The Financial Accounting Standard Board (FASB) in its Accounting Standard Update (ASU) has issued a new standard providing guidance on the accounting for government grants received by business entities. This update provides guidance on recognition, measurement, and presentation of government grants. Thus, the board has taken care of areas where stakeholders have consistently highlighted a need. The update is briefly discussed below:

2.1 Definitions

Government Grant A transfer of a monetary asset or a tangible non-monetary asset, other than in an exchange transaction (including an exchange transaction that may be at a significant discount to fair value), from a government to an entity except for a not-for-profit entity and an employee benefit plan.

Grant related to an Asset – A government grant, or part of a government grant, that is conditioned on the purchase, construction, or acquisition of an asset.

Grant related to an Income A government grant, or part of a government grant, other than a grant related to an asset

2.2 Recognition Criteria

An entity shall not recognise a government grant until:

(a) It is probable that both of the following criteria are met:

i. The entity will comply with the conditions attached to the government grant.

ii. The government grant will be received.

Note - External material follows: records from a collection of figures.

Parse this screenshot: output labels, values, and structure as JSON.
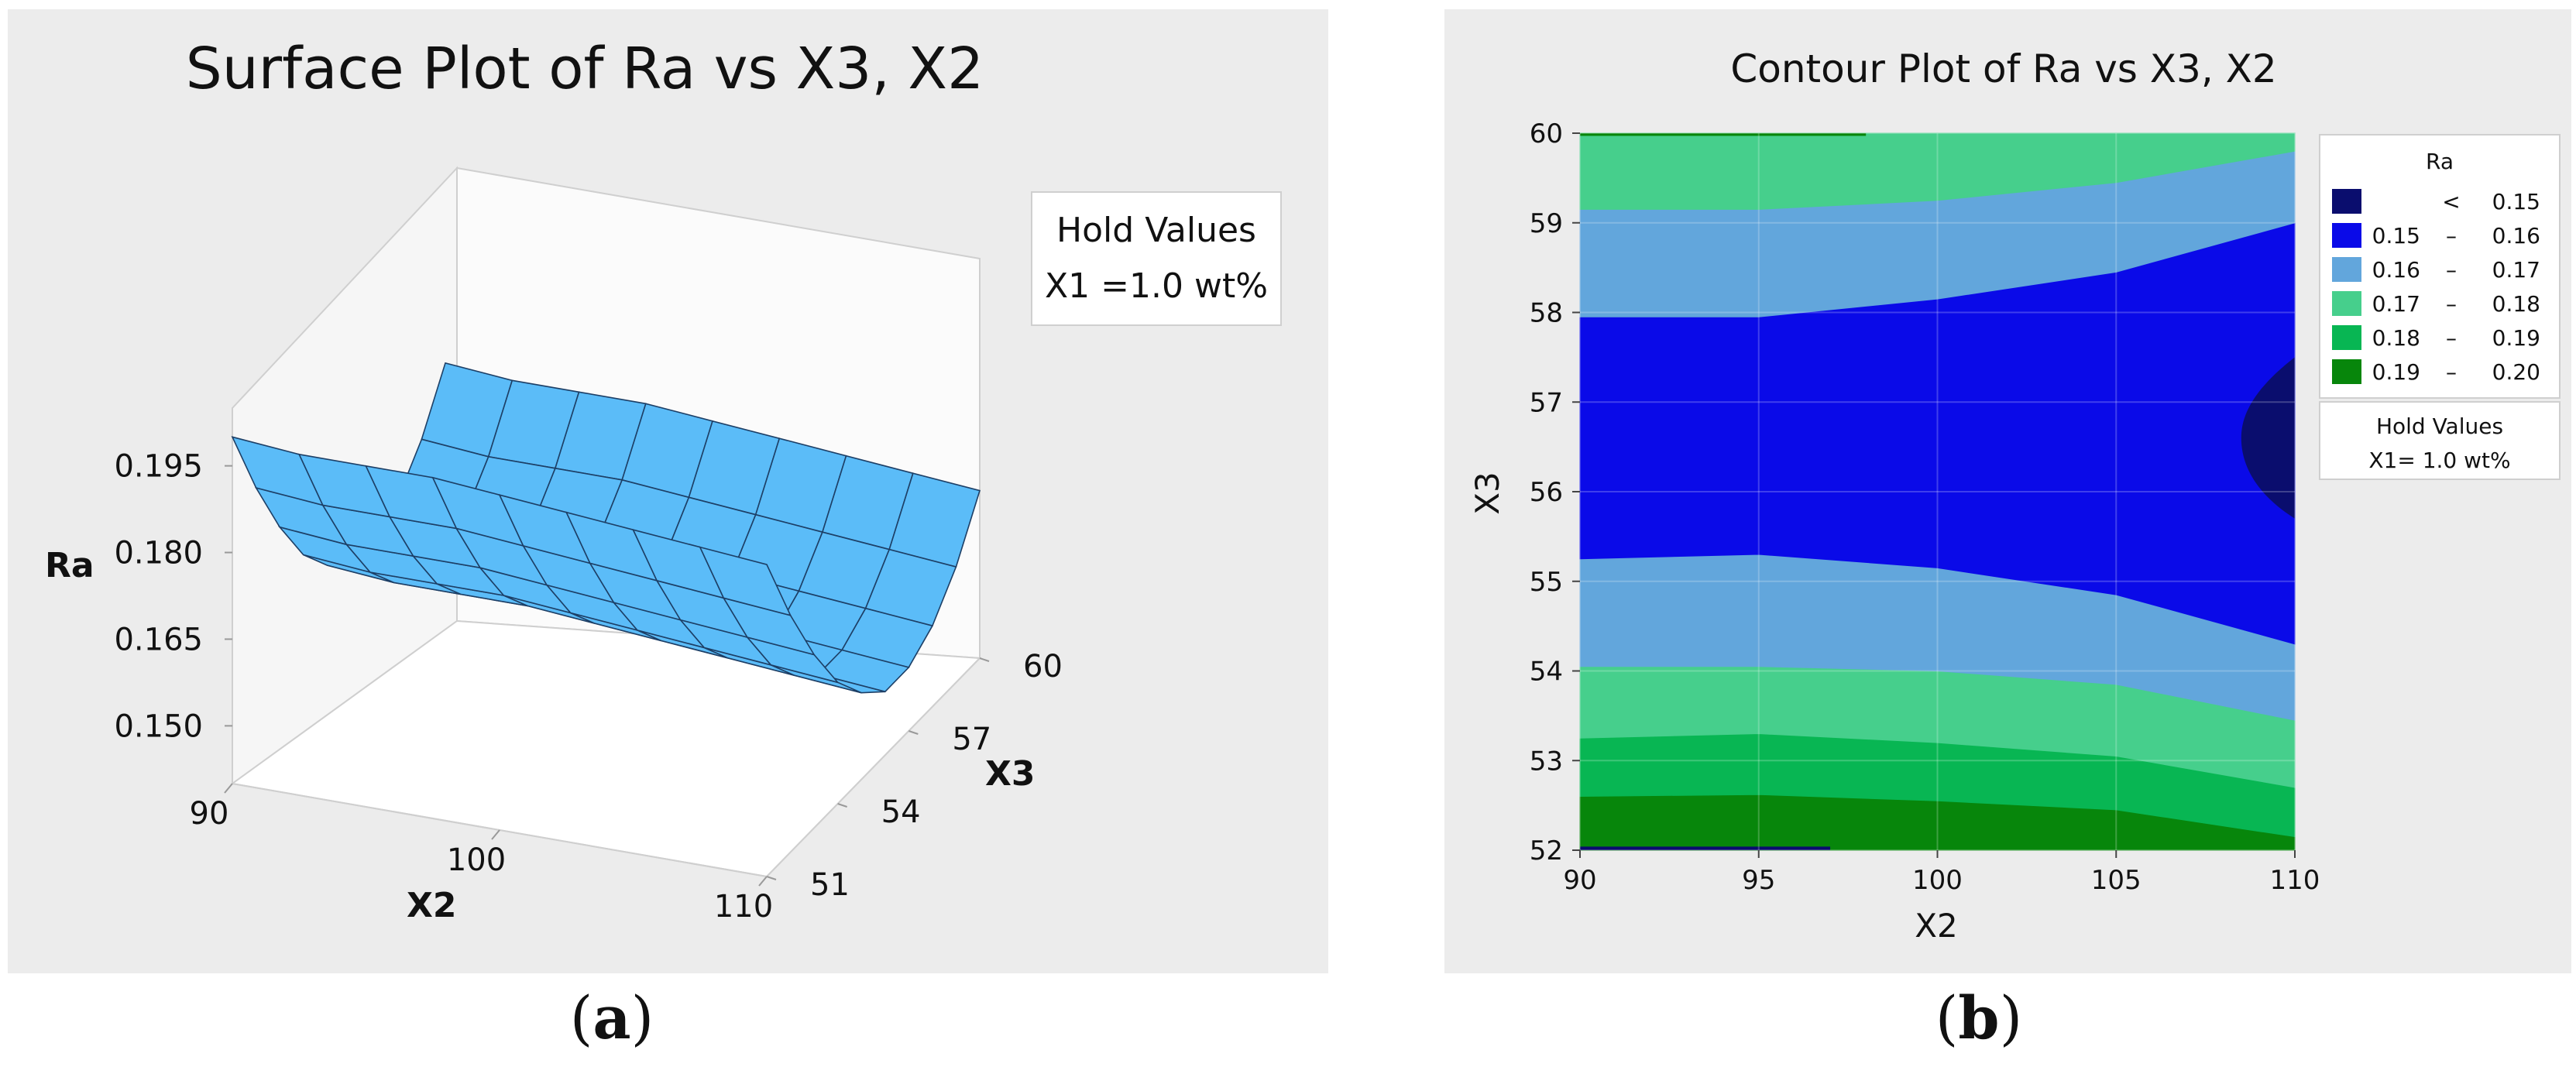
{
  "panel_a": {
    "title": "Surface Plot of Ra vs X3, X2",
    "hold_title": "Hold Values",
    "hold_value": "X1 =1.0 wt%",
    "caption_open": "(",
    "caption_letter": "a",
    "caption_close": ")"
  },
  "panel_b": {
    "title": "Contour Plot of Ra vs X3, X2",
    "legend_title": "Ra",
    "hold_title": "Hold Values",
    "hold_value": "X1= 1.0 wt%",
    "caption_open": "(",
    "caption_letter": "b",
    "caption_close": ")"
  },
  "colors": {
    "panel_bg": "#ececec",
    "surface": "#5bbcf8",
    "lt015": "#0a0d6e",
    "b015_016": "#0a0ae8",
    "b016_017": "#62a6dc",
    "b017_018": "#46cf8c",
    "b018_019": "#08b653",
    "b019_020": "#07860b"
  },
  "chart_data": [
    {
      "type": "surface",
      "title": "Surface Plot of Ra vs X3, X2",
      "xlabel": "X2",
      "ylabel": "X3",
      "zlabel": "Ra",
      "x_ticks": [
        "90",
        "100",
        "110"
      ],
      "y_ticks": [
        "51",
        "54",
        "57",
        "60"
      ],
      "z_ticks": [
        "0.150",
        "0.165",
        "0.180",
        "0.195"
      ],
      "xlim": [
        90,
        110
      ],
      "ylim": [
        51,
        60
      ],
      "zlim": [
        0.14,
        0.205
      ],
      "grid_x": [
        90,
        92.5,
        95,
        97.5,
        100,
        102.5,
        105,
        107.5,
        110
      ],
      "grid_y": [
        51,
        52,
        53,
        54,
        55,
        56,
        57,
        58,
        59,
        60
      ],
      "z_rows": [
        [
          0.2,
          0.199,
          0.199,
          0.199,
          0.198,
          0.197,
          0.196,
          0.195,
          0.194
        ],
        [
          0.187,
          0.186,
          0.186,
          0.186,
          0.185,
          0.184,
          0.183,
          0.182,
          0.181
        ],
        [
          0.176,
          0.175,
          0.175,
          0.175,
          0.174,
          0.173,
          0.172,
          0.171,
          0.17
        ],
        [
          0.167,
          0.166,
          0.166,
          0.166,
          0.165,
          0.164,
          0.163,
          0.162,
          0.161
        ],
        [
          0.161,
          0.16,
          0.16,
          0.16,
          0.159,
          0.158,
          0.157,
          0.156,
          0.155
        ],
        [
          0.157,
          0.156,
          0.156,
          0.156,
          0.155,
          0.154,
          0.153,
          0.152,
          0.151
        ],
        [
          0.157,
          0.156,
          0.156,
          0.156,
          0.155,
          0.154,
          0.153,
          0.152,
          0.151
        ],
        [
          0.16,
          0.159,
          0.159,
          0.159,
          0.158,
          0.157,
          0.156,
          0.155,
          0.154
        ],
        [
          0.166,
          0.165,
          0.165,
          0.165,
          0.164,
          0.163,
          0.162,
          0.161,
          0.16
        ],
        [
          0.175,
          0.174,
          0.174,
          0.174,
          0.173,
          0.172,
          0.171,
          0.17,
          0.169
        ]
      ]
    },
    {
      "type": "contour",
      "title": "Contour Plot of Ra vs X3, X2",
      "xlabel": "X2",
      "ylabel": "X3",
      "xlim": [
        90,
        110
      ],
      "ylim": [
        52,
        60
      ],
      "x_ticks": [
        "90",
        "95",
        "100",
        "105",
        "110"
      ],
      "y_ticks": [
        "52",
        "53",
        "54",
        "55",
        "56",
        "57",
        "58",
        "59",
        "60"
      ],
      "legend_title": "Ra",
      "levels": [
        {
          "lo": "",
          "sep": "<",
          "hi": "0.15",
          "color": "#0a0d6e"
        },
        {
          "lo": "0.15",
          "sep": "–",
          "hi": "0.16",
          "color": "#0a0ae8"
        },
        {
          "lo": "0.16",
          "sep": "–",
          "hi": "0.17",
          "color": "#62a6dc"
        },
        {
          "lo": "0.17",
          "sep": "–",
          "hi": "0.18",
          "color": "#46cf8c"
        },
        {
          "lo": "0.18",
          "sep": "–",
          "hi": "0.19",
          "color": "#08b653"
        },
        {
          "lo": "0.19",
          "sep": "–",
          "hi": "0.20",
          "color": "#07860b"
        }
      ],
      "boundaries": {
        "x": [
          90,
          95,
          100,
          105,
          110
        ],
        "b_low_019": [
          52.6,
          52.62,
          52.55,
          52.45,
          52.15
        ],
        "b_low_018": [
          53.25,
          53.3,
          53.2,
          53.05,
          52.7
        ],
        "b_low_017": [
          54.05,
          54.05,
          54.0,
          53.85,
          53.45
        ],
        "b_low_016": [
          55.25,
          55.3,
          55.15,
          54.85,
          54.3
        ],
        "b_high_016": [
          57.95,
          57.95,
          58.15,
          58.45,
          59.0
        ],
        "b_high_017": [
          59.15,
          59.15,
          59.25,
          59.45,
          59.8
        ],
        "b_high_018": [
          60.0,
          60.0,
          60.0,
          60.0,
          60.0
        ],
        "lt015_region": {
          "x_from": 108.5,
          "y_top": 57.5,
          "y_bottom": 55.7,
          "x_mid_at": 56.6
        }
      }
    }
  ]
}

(b) An entity meets the recognition guidance for a grant related to an asset or a grant related to income

2.3 Disclosures

This Update also includes disclosure requirements regarding the nature of government grants, accounting policies applied, and significant terms and conditions.

2.4 Effective Date

For public business entities, the amendments in this update are effective for annual reporting periods beginning after 15th December 2028, and interim reporting periods within those annual reporting periods. For entities other than public business entities, the amendments are effective for annual reporting periods beginning after 15th December 2029, and interim reporting periods within those annual reporting periods.

Source  Financial Accounting Standard Board

3. A US Audit Firm Gets Sanctioned By the PCAOB for Its Failure to Reasonably Supervise an Unregistered Firm

A public accounting firm in the United States (US) was engaged in auditing a China-based company. The Public Company Accounting Oversight Board (PCAOB) observed that the US-based firm failed to reasonably supervise the work performed by an unregistered China-based firm, which had a significant role in the audit. Therefore, PCAOB concluded that the US-based firm violated PCAOB rules and standards in connection with its use of the work from an unregistered firm.

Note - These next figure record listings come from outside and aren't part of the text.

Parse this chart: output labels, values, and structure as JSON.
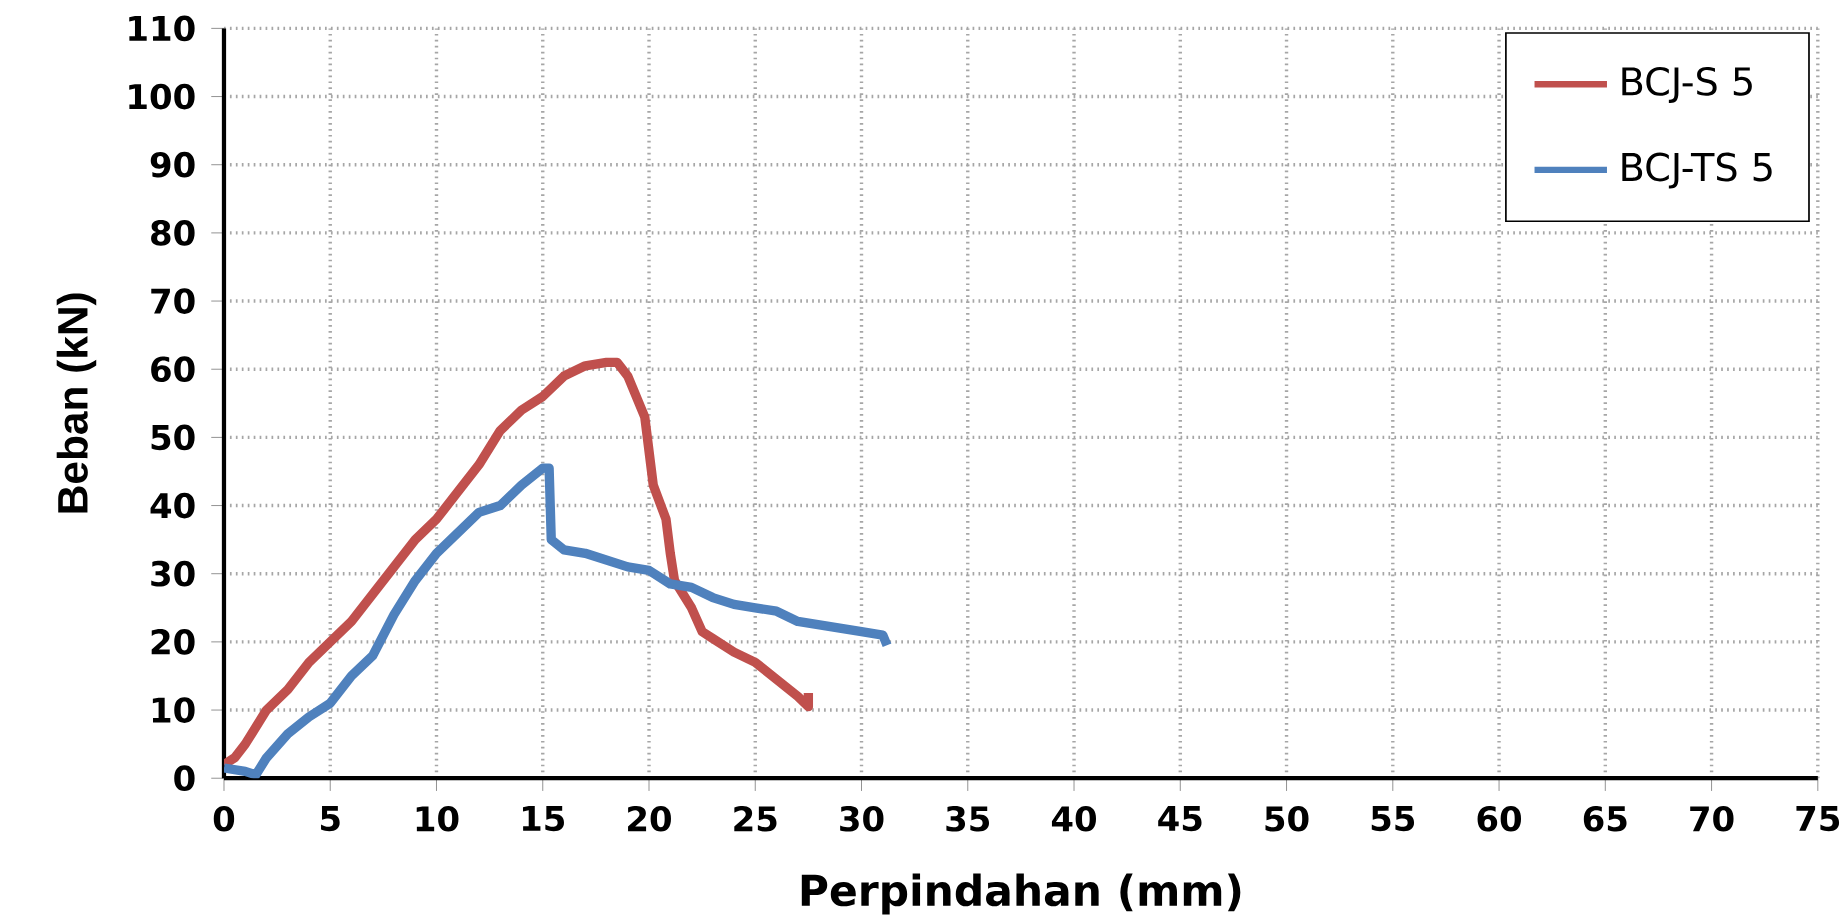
{
  "chart_data": {
    "type": "line",
    "xlabel": "Perpindahan (mm)",
    "ylabel": "Beban (kN)",
    "xlim": [
      0,
      75
    ],
    "xticks": [
      0,
      5,
      10,
      15,
      20,
      25,
      30,
      35,
      40,
      45,
      50,
      55,
      60,
      65,
      70,
      75
    ],
    "ylim": [
      0,
      110
    ],
    "yticks": [
      0,
      10,
      20,
      30,
      40,
      50,
      60,
      70,
      80,
      90,
      100,
      110
    ],
    "grid": true,
    "legend": "top right",
    "marker": "none",
    "line_style": "solid",
    "series": [
      {
        "name": "BCJ-S 5",
        "color": "#c0504d",
        "x": [
          0,
          0.5,
          1,
          2,
          3,
          4,
          5,
          6,
          7,
          8,
          9,
          10,
          11,
          12,
          13,
          14,
          15,
          16,
          17,
          18,
          18.5,
          19,
          19.8,
          20.2,
          20.8,
          21,
          21.2,
          22,
          22.5,
          23,
          24,
          25,
          26,
          27,
          27.5,
          27.5
        ],
        "values": [
          2,
          3,
          5,
          10,
          13,
          17,
          20,
          23,
          27,
          31,
          35,
          38,
          42,
          46,
          51,
          54,
          56,
          59,
          60.5,
          61,
          61,
          59,
          53,
          43,
          38,
          33,
          29,
          25,
          21.5,
          20.5,
          18.5,
          17,
          14.5,
          12,
          10.5,
          12.5
        ]
      },
      {
        "name": "BCJ-TS 5",
        "color": "#4f81bd",
        "x": [
          0,
          1,
          1.5,
          2,
          3,
          4,
          5,
          6,
          7,
          8,
          9,
          10,
          11,
          12,
          13,
          14,
          15,
          15.3,
          15.4,
          16,
          17,
          18,
          19,
          20,
          21,
          22,
          23,
          24,
          25,
          26,
          27,
          28,
          29,
          30,
          31,
          31.2
        ],
        "values": [
          1.5,
          1,
          0.5,
          3,
          6.5,
          9,
          11,
          15,
          18,
          24,
          29,
          33,
          36,
          39,
          40,
          43,
          45.5,
          45.5,
          35,
          33.5,
          33,
          32,
          31,
          30.5,
          28.5,
          28,
          26.5,
          25.5,
          25,
          24.5,
          23,
          22.5,
          22,
          21.5,
          21,
          19.5
        ]
      }
    ]
  }
}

The PCAOB identified that the China-based firm significantly exceeded the 20% participation threshold in the audits of the previous 5 years. Thus, the China-based firm provided material services to a US firm in issuing the audit report and therefore violated Section 102(a) of the PCAOB Act and PCAOB Rule 2100 by playing a substantial role in the audits without being registered with the board. The board held that the US based firm registered with PCAOB was responsible to reasonably supervising the registration requirements of the China-based firm as per Section 105(c)(6) of the PCAOB Act.

Further, PCAOB Rule 3211, Auditor Reporting of Certain Audit Participants requires that a registered public accounting firm must file with the Board a report on “Form AP” in accordance with the instructions to that form. This form requires the public accounting firm to state the legal name and the extent of participation of the accounting firm that plays a substantial role in the audit. Since the US-based firm failed to disclose about the participation of china China-based firm in its “Form AP”, it violated the PCAOB rule 3211.

Considering the violations made by the public accounting firm, the PCAOB sanctioned the firm by imposing a civil monetary penalty of $1,00,000. Also, the board requires the firm to undertake certain contingent remedial actions.